At best your hosts may wonder why you don’t just leave, and at worst they may actually encourage you to get out!
I was recently contacted by a group of disgruntled expatriates living abroad in a developing nation; they were complaining that their real estate rights were being deliberately overlooked by local and national politicians. They were doing everything they could to raise the profile of their complaint because they genuinely felt that racism was inherent in the political system locally, and they wanted to make this known internationally.
However, the country in question is a developing nation where there are massive internal and external political and economic issues that the country’s government is actively trying to tackle. As a result, real estate rights for foreign citizens are unfortunately so far down the political agenda that they may never be heard or considered, let alone resolved. What’s more, the real estate rights for local citizens are equally as poorly legislated for…
In other words, the expatriates had got it wrong – and their ill informed opinion had driven them to widely deliver and promote a message that undermined the local political situation in their new nation of residence.
It is absolutely right that expatriates take a deep and genuine, lasting and significant interest in their new nation of residence. I even believe that in some circumstances it’s right that long-term citizens have the right to vote and even run for political office.

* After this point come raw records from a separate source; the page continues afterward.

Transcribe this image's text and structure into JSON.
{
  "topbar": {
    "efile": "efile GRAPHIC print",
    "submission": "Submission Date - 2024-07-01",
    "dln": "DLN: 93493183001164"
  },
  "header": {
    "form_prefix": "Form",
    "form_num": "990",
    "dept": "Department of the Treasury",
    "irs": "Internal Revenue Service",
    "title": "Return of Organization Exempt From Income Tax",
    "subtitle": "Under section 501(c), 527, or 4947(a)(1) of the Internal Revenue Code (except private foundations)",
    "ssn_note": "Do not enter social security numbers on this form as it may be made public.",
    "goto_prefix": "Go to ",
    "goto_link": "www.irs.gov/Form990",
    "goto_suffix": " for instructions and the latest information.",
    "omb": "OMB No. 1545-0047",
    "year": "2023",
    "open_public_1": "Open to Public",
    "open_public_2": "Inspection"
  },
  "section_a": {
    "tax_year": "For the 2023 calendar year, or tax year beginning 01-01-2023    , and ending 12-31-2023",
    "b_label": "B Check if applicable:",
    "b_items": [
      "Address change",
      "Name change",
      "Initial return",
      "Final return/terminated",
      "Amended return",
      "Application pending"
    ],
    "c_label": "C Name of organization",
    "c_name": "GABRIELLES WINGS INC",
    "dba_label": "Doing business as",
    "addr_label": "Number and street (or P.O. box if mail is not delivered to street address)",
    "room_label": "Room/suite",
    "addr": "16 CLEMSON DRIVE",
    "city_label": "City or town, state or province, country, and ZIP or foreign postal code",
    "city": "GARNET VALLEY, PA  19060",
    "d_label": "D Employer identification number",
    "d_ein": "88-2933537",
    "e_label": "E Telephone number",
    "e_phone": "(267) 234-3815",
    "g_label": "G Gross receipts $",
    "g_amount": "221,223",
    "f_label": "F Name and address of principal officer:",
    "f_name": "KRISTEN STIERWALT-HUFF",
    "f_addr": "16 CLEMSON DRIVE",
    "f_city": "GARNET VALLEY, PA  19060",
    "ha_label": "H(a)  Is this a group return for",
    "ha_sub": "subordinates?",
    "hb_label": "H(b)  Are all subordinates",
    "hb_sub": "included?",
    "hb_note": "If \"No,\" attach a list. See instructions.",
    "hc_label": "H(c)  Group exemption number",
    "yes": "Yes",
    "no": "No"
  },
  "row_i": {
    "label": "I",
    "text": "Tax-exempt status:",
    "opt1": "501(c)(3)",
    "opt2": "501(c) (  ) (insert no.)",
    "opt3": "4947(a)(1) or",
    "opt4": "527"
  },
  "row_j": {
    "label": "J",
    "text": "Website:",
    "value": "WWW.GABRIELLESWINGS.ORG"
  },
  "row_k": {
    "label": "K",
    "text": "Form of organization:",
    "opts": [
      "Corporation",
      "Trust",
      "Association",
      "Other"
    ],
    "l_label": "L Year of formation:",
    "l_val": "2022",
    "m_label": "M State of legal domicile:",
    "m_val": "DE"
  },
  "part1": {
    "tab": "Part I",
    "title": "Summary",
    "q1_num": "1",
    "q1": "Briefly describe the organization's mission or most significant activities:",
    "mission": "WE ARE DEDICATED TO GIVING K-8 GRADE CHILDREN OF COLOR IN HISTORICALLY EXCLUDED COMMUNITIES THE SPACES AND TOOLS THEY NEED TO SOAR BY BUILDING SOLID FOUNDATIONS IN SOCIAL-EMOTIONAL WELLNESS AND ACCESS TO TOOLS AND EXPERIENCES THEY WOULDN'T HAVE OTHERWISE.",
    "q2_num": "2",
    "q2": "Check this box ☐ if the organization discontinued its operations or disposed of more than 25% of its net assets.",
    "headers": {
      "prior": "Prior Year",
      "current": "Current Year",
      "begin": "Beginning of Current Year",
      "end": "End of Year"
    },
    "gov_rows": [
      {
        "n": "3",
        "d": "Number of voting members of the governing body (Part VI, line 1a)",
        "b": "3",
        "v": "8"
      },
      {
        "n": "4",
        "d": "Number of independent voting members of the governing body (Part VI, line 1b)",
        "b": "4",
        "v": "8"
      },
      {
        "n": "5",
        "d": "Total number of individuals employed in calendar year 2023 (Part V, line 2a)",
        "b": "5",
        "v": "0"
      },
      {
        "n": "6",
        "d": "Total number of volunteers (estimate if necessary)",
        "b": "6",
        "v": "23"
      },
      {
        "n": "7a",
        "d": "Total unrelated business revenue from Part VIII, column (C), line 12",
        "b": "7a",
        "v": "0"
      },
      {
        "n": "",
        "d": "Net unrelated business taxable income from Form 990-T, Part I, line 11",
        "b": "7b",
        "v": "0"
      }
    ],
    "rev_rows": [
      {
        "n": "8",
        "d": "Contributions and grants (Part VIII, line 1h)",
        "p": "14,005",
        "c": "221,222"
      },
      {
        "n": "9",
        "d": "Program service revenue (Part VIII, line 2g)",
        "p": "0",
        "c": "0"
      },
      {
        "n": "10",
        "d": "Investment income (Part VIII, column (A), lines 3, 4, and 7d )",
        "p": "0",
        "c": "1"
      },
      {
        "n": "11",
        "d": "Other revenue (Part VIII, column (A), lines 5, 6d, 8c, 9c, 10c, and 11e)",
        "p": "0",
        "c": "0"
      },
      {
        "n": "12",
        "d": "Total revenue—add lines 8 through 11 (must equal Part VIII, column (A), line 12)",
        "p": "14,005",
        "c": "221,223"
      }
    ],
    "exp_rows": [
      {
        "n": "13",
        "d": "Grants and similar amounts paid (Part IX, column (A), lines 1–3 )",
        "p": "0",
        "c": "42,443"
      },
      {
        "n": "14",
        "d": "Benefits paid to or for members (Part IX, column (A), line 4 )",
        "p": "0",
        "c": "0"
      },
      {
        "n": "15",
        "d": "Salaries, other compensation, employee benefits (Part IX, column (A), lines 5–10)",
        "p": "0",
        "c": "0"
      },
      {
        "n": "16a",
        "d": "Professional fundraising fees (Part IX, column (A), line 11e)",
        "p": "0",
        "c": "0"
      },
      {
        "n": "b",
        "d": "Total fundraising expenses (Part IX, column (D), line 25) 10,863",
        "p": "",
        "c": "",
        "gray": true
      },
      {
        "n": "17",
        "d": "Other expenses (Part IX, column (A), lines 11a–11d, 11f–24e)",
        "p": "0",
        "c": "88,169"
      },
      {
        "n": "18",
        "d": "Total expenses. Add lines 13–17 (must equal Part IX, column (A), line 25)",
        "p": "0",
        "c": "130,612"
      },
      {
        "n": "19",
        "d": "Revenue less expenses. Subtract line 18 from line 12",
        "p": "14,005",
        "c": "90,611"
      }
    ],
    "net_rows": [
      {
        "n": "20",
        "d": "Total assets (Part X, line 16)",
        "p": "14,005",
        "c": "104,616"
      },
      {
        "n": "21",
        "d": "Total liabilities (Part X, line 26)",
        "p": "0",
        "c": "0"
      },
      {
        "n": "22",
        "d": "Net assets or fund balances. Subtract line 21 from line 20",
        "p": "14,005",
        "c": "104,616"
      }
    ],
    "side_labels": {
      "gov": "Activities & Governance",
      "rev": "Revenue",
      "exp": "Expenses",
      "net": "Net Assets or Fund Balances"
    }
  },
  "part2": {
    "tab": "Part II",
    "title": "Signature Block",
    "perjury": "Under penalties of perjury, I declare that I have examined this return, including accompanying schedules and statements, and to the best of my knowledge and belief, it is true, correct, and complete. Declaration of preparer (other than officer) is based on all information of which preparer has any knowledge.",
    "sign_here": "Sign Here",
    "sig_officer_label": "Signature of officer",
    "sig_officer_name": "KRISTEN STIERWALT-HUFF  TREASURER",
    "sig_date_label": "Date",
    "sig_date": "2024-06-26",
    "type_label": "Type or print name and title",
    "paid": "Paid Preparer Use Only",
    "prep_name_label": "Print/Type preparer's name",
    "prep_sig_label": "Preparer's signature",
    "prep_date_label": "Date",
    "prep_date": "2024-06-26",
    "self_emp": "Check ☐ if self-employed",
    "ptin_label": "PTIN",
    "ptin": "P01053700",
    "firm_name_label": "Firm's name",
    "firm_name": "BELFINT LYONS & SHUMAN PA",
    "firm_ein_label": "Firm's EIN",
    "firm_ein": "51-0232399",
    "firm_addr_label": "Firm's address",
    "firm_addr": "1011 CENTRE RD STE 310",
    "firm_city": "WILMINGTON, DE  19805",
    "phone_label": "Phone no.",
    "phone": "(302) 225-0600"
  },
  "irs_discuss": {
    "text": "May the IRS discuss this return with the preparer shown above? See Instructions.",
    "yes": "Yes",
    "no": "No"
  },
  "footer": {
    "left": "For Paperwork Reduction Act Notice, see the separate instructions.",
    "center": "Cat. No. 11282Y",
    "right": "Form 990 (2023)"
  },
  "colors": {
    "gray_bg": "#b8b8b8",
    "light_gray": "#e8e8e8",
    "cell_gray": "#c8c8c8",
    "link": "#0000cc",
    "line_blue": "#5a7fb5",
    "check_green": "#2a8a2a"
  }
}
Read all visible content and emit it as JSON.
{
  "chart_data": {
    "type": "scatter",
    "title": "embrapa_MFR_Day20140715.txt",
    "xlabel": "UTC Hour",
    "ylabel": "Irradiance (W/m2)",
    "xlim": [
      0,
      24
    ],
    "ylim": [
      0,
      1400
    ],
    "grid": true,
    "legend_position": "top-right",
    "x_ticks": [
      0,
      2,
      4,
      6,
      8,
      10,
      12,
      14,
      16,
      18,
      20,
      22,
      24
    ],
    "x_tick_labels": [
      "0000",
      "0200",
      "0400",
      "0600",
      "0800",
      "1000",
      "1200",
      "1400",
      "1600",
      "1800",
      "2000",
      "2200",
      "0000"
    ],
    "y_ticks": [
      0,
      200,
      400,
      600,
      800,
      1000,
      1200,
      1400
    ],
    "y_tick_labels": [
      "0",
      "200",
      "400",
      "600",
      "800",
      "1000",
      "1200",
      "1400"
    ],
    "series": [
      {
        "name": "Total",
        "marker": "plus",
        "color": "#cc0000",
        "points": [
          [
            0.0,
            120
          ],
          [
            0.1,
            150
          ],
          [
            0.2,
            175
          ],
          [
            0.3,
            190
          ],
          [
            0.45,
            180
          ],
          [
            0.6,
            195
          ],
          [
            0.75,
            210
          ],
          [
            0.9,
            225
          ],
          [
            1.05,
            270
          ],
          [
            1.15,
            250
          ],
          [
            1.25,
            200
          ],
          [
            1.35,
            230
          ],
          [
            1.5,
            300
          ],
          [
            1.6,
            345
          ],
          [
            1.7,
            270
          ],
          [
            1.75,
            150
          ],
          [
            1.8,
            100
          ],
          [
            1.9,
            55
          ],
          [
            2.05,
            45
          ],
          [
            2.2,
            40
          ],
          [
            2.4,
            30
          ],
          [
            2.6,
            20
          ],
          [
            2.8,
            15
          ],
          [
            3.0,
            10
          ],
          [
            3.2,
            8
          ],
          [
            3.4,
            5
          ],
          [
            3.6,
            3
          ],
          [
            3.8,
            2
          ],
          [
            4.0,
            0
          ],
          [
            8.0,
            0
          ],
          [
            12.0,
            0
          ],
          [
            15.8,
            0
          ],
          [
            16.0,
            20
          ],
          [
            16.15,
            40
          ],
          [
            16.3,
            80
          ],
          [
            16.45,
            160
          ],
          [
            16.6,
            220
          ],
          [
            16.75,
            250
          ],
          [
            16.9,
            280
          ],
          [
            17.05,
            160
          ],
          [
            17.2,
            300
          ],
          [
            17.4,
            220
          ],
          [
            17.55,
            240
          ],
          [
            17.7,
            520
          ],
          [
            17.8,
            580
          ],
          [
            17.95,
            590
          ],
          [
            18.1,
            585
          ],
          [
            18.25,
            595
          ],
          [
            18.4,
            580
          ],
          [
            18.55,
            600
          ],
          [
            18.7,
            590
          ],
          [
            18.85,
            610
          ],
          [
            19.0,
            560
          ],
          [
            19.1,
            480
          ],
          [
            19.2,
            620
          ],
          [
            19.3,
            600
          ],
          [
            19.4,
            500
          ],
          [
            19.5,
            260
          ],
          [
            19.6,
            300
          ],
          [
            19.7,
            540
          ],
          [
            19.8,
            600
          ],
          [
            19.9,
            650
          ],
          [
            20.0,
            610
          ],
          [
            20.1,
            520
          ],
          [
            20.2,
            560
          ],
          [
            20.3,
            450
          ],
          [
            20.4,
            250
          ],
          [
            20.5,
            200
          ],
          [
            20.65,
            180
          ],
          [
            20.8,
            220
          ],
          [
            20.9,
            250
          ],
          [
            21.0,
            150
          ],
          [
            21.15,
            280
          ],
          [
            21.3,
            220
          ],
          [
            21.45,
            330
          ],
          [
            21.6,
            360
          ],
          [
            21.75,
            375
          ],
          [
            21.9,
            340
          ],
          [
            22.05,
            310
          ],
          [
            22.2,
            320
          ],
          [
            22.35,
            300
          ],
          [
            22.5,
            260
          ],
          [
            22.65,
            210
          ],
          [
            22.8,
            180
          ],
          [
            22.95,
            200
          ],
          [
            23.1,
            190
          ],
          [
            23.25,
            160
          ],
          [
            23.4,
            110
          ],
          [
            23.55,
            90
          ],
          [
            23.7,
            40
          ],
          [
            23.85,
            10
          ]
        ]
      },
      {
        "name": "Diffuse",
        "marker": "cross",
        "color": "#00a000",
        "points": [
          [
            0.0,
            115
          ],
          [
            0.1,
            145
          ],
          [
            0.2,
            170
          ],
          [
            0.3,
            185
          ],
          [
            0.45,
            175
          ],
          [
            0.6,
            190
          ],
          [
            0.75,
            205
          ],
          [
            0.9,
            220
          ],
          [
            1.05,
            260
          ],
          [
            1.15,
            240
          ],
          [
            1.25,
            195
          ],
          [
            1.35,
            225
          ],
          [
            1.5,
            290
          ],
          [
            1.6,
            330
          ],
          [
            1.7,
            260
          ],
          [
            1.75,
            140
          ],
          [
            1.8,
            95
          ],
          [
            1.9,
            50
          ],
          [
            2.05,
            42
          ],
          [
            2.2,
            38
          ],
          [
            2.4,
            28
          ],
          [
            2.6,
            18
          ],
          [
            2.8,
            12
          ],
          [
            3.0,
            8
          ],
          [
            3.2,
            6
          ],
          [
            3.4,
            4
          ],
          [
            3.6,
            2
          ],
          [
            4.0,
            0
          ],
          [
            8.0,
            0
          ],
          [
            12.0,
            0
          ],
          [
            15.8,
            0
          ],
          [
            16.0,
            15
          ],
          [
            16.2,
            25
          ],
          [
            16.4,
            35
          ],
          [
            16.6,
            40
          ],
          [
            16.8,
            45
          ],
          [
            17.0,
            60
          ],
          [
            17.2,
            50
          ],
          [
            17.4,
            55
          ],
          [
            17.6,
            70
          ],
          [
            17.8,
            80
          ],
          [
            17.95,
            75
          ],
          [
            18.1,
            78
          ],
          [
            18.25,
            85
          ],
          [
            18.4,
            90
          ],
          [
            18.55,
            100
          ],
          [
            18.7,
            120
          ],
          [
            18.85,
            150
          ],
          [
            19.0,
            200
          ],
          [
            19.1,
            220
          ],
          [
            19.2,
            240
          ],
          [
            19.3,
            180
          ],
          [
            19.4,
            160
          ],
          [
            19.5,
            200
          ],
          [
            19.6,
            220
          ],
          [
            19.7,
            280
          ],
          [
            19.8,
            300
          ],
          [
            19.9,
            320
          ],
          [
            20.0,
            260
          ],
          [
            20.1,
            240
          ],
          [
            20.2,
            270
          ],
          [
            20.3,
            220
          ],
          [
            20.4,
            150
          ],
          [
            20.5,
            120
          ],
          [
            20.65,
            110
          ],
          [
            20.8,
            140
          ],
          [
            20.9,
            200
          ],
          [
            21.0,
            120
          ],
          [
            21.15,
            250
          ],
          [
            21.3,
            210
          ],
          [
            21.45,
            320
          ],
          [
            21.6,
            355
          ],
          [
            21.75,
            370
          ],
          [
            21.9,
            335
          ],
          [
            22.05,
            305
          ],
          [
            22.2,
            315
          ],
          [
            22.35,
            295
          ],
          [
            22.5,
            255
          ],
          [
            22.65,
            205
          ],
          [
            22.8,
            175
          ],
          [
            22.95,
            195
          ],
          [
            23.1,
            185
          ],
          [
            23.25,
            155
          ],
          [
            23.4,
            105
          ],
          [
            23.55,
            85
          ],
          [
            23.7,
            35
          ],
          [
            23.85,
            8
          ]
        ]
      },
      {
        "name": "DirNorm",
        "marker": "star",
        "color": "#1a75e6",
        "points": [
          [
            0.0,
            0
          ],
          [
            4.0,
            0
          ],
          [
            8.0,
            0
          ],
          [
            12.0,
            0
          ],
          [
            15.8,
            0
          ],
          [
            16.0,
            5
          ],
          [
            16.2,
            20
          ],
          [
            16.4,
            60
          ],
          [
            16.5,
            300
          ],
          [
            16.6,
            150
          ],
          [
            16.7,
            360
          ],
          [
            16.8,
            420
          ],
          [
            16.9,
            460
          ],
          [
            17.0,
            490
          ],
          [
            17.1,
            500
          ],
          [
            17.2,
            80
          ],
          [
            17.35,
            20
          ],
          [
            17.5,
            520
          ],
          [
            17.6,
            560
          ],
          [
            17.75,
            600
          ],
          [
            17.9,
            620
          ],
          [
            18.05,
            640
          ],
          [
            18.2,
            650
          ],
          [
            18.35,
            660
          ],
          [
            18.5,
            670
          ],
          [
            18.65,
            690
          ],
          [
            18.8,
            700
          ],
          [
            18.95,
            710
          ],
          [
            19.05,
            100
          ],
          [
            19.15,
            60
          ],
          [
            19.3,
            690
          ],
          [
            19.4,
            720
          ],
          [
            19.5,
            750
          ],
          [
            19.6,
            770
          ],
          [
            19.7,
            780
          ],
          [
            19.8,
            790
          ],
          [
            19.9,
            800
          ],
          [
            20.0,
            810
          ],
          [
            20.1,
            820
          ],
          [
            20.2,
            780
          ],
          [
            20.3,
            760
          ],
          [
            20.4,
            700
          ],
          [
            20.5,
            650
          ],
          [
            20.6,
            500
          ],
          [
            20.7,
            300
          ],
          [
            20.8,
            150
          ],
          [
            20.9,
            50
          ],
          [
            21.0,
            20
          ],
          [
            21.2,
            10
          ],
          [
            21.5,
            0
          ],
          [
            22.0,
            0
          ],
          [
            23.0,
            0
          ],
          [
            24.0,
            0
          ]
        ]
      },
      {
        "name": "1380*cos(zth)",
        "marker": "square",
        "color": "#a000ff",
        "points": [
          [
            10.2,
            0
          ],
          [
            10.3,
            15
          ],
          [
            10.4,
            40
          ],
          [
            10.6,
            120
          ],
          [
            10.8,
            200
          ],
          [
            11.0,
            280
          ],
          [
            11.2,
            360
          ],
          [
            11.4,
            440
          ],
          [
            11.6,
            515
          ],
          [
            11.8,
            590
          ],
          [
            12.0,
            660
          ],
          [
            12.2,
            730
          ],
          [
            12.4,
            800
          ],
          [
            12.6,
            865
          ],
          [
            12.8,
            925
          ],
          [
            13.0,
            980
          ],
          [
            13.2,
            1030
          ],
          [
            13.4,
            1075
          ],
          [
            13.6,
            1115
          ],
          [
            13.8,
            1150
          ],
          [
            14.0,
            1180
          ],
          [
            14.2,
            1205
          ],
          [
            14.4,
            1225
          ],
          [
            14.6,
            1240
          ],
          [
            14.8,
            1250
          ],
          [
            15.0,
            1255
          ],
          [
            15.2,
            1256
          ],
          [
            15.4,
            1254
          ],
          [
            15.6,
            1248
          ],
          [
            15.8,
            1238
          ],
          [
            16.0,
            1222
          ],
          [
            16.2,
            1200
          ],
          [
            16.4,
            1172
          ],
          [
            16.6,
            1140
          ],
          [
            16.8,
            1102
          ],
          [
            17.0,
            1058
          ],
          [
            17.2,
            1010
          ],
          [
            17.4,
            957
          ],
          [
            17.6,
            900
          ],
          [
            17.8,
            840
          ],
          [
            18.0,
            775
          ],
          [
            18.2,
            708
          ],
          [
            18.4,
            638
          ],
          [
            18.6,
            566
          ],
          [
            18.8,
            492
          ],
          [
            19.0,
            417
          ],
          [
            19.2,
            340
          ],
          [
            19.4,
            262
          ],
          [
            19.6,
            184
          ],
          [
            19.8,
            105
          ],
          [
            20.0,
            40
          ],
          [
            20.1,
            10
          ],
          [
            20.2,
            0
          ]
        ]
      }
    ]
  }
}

I also believe utterly in freedom of speech.
However, when anyone expounds on subjects they know little about, it’s not big and it’s not clever…and when it comes to expats talking about local politics if they have no understanding of local political matters, their ignorant opinions and baseless judgments can undermine and alienate.
Therefore, I really do urge all expats to be careful, and to really think deeply before they begin ‘sharing’ their own opinions about the politics and politicians in their newly adopted nation.